Restituído à realidade da sua resignada nobreza, erguia-se firmado no bordão, sobraçava a guitarra, e continuava a peregrinação, vagueando pelas ruas da cidade, sem todavia dirigir-se aos transeuntes e recebendo impassível os óbolos que jamais solicitava. E o cão, o leal companheiro de infortúnio, seguia igualmente resignado seu dono, e quase sempre indiferente às provocações do rapazio que se divertia em apedrejá-lo e açulá-lo. Frequentemente intervinha o Desgraça ameaçando com o bordão os perseguidores do seu dedicado companheiro; mas como o inquieto rapazio conhecesse que a velhice lhe desnervava o braço, entrava de levantar celeuma atroadora, em que, ainda assim, quase sempre se distinguiam vozes de Morra o Desgraça e o Junot! Vende o anel e não andes a pedir!

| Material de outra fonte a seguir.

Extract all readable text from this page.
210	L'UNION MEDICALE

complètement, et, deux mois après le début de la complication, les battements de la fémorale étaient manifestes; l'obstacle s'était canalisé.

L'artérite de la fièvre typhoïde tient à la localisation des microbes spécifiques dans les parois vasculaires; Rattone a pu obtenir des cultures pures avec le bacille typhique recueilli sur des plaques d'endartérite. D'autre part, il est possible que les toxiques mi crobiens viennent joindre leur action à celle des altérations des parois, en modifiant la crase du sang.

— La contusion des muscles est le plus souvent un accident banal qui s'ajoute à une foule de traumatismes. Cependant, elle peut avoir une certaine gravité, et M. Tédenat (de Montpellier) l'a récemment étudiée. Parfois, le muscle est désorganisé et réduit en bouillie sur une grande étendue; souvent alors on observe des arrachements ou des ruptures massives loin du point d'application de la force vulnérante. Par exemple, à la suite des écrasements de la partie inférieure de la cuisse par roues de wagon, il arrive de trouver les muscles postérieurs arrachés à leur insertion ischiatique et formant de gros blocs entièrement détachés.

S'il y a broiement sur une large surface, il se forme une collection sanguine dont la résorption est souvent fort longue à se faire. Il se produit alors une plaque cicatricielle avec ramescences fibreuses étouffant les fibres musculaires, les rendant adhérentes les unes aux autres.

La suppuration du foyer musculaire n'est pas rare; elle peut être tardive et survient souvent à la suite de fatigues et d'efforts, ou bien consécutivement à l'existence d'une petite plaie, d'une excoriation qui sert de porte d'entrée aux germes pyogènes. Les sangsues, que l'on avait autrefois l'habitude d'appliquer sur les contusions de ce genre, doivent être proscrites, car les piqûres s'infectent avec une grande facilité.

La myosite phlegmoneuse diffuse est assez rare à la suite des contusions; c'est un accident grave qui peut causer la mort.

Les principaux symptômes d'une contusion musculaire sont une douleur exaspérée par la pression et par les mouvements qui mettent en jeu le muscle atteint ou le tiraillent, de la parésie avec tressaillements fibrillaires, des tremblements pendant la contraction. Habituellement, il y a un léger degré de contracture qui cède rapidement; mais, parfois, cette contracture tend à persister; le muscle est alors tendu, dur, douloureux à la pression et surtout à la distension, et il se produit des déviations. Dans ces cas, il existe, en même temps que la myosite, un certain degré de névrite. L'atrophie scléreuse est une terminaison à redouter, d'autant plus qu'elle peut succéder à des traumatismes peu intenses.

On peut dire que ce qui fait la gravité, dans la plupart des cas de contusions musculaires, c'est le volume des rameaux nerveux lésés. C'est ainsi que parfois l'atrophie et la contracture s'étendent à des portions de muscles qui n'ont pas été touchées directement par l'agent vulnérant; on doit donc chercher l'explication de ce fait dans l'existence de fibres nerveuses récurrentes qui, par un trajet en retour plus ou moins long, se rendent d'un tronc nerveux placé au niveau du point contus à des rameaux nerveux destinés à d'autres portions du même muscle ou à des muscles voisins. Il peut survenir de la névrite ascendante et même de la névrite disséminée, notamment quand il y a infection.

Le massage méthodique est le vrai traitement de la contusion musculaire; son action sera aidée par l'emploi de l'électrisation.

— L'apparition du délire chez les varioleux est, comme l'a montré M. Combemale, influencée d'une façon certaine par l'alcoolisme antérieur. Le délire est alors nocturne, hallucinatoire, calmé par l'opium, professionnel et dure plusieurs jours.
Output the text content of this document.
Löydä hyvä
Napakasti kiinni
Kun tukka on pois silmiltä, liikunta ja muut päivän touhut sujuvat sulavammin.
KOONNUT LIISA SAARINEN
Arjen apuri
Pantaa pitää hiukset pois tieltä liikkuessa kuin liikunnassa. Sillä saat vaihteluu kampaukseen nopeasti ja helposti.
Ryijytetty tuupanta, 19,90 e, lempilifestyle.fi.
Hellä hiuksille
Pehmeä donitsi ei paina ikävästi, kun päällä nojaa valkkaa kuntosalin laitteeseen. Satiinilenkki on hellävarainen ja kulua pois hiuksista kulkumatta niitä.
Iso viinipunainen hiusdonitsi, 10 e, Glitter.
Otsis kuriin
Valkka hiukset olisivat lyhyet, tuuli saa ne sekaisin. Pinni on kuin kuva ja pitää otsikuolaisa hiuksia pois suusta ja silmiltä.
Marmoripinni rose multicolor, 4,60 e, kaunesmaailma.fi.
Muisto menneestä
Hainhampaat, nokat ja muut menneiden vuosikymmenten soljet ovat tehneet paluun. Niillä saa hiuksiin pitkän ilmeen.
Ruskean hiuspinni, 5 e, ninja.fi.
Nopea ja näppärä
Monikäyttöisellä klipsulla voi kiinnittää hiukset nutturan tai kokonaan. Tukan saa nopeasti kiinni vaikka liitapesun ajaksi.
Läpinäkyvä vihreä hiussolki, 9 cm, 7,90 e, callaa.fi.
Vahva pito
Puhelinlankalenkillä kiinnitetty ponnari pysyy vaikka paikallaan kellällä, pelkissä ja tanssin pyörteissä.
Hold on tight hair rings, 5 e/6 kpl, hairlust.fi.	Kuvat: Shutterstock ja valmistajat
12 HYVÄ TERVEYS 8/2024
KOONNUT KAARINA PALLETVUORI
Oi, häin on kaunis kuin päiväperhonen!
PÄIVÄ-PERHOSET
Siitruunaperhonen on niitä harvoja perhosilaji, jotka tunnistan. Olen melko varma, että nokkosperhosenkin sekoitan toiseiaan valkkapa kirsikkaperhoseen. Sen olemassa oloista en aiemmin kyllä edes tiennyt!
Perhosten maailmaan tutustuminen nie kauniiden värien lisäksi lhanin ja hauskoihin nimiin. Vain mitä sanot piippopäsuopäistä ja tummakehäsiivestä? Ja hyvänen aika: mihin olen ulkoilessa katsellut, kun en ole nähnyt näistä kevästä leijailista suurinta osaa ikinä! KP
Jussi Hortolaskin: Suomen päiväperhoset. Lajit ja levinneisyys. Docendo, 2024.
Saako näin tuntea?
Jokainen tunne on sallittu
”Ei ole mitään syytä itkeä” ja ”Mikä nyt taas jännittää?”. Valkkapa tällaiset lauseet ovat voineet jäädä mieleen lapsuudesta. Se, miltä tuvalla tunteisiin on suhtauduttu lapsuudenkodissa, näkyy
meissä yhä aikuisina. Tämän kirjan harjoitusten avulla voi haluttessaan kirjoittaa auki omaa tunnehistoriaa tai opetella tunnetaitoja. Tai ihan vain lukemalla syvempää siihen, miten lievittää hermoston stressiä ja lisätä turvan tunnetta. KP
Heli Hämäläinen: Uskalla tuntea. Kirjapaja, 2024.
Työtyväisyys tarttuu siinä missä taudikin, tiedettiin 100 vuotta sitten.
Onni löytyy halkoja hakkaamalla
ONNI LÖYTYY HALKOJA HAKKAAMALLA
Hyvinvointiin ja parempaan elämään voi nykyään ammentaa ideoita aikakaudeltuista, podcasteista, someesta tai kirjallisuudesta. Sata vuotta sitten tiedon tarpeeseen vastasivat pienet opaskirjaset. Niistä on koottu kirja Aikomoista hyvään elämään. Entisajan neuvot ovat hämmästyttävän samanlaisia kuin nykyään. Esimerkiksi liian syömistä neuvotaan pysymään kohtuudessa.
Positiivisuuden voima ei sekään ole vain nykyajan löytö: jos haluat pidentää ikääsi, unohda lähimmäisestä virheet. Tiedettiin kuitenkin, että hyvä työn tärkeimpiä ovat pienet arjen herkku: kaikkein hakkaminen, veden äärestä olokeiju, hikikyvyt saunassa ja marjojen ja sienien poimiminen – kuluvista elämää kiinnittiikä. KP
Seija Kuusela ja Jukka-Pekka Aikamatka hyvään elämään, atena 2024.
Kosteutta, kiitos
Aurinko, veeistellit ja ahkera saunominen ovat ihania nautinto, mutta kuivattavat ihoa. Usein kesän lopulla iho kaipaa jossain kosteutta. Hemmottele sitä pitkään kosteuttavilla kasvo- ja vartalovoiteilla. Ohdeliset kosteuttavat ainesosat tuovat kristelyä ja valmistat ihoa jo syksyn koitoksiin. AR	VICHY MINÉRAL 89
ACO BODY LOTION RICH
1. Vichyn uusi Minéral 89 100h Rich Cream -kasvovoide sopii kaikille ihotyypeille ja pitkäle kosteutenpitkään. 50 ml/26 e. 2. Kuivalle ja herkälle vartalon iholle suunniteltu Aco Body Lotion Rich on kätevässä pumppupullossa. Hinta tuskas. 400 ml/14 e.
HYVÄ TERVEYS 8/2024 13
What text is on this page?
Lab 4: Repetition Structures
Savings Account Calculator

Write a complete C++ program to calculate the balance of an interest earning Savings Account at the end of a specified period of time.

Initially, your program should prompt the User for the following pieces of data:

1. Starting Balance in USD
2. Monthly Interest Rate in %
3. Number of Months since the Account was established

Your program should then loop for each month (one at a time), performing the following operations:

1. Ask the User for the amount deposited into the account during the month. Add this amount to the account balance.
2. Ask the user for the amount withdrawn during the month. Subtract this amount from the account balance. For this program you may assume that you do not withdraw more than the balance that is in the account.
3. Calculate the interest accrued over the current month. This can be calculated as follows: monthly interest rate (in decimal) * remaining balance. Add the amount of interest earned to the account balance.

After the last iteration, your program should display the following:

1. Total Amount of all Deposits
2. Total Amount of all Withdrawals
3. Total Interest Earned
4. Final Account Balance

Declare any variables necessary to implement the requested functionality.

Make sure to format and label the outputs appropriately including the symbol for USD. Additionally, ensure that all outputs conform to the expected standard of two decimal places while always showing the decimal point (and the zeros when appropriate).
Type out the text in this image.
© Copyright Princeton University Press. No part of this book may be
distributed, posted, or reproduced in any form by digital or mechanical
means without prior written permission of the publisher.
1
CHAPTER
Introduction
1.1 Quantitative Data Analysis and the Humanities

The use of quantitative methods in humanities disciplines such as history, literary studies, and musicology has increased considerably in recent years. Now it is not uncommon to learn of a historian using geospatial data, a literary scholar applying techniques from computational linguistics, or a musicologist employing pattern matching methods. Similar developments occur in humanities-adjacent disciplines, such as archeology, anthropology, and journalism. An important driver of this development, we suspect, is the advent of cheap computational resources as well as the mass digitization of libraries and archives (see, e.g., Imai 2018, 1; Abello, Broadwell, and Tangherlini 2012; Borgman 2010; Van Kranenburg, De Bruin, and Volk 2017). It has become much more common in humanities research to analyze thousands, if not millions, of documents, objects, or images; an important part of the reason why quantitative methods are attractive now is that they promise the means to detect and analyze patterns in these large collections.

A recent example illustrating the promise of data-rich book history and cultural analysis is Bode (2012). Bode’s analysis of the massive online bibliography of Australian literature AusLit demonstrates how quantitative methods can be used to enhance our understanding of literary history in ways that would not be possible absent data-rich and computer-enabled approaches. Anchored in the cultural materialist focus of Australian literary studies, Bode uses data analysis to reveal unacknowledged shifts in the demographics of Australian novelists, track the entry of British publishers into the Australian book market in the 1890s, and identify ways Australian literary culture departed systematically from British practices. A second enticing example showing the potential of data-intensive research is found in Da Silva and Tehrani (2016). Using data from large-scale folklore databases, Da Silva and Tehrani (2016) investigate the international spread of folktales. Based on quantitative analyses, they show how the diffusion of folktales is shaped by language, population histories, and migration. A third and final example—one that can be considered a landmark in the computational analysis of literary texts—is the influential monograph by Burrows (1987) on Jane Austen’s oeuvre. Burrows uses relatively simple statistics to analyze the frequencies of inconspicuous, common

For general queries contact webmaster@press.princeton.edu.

Estranho homem devia de ser esse, que parecia guardar grande mistério, e tinha por único amigo, entre uma população inteira, que o apupava, o cão fiel, e por consolação única a sua guitarra, e por única protecção a piedade dos seus conterrâneos, que ele não implorava. O povo não suspeitava sequer que a biografia daquele homem justificasse o apelido. Quando o Desgraça fazia chorar a guitarra entre os dedos, e o cão denunciava compreender a guitarra, como que ligeiramente se comovia a turba acatassolada, mas daí a pouco, quando estrondeavam os apupos, era o cão o único espectador que mostrava ler na fisionomia do velho o mistério de uma vida tormentosa. Ria a gentalha torpe daquela íntima convivência de homem e cão. E todavia não saía dentre a arraia miúda o mais desgraçado dos populares a dizer ao pensativo guitarrista: O teu cão sente e não fala; eu falarei por ele. Sofres decerto muito e precisas consolação. Eu sou também muito infeliz, muito mais do que tu, porque não tenho guitarra nem cão. Deixa-me pois compartir do teu cão e da tua guitarra, que eu te darei o que tu não tens, dois ouvidos que te escutem, uma voz que te responda.
Não. A desgraça é tão infeliz, que se ri da desgraça; é ela que se desautoriza a si mesma. Só lhe falavam para chasqueá-lo, para lhe cuspir na face a zombaria que ele, absorto no seu contínuo cogitar, deixava resvalar aos pés. E todavia aquele homem era um grande desgraçado, que só tinha no mundo a sua guitarra, o seu cão, e as suas recordações. O anel, que trazia na mão esquerda, podia matar-lhe talvez um dia de fome, mas não haveria miséria que lho arrancasse do dedo, porque as suas recordações estavam naquele anel». In Alberto Pimentel, O Anel Misterioso, Cenas da Guerra Peninsular, Empreza da História de Portugal, Lisboa, Sociedade Editora Livraria Moderna,1904.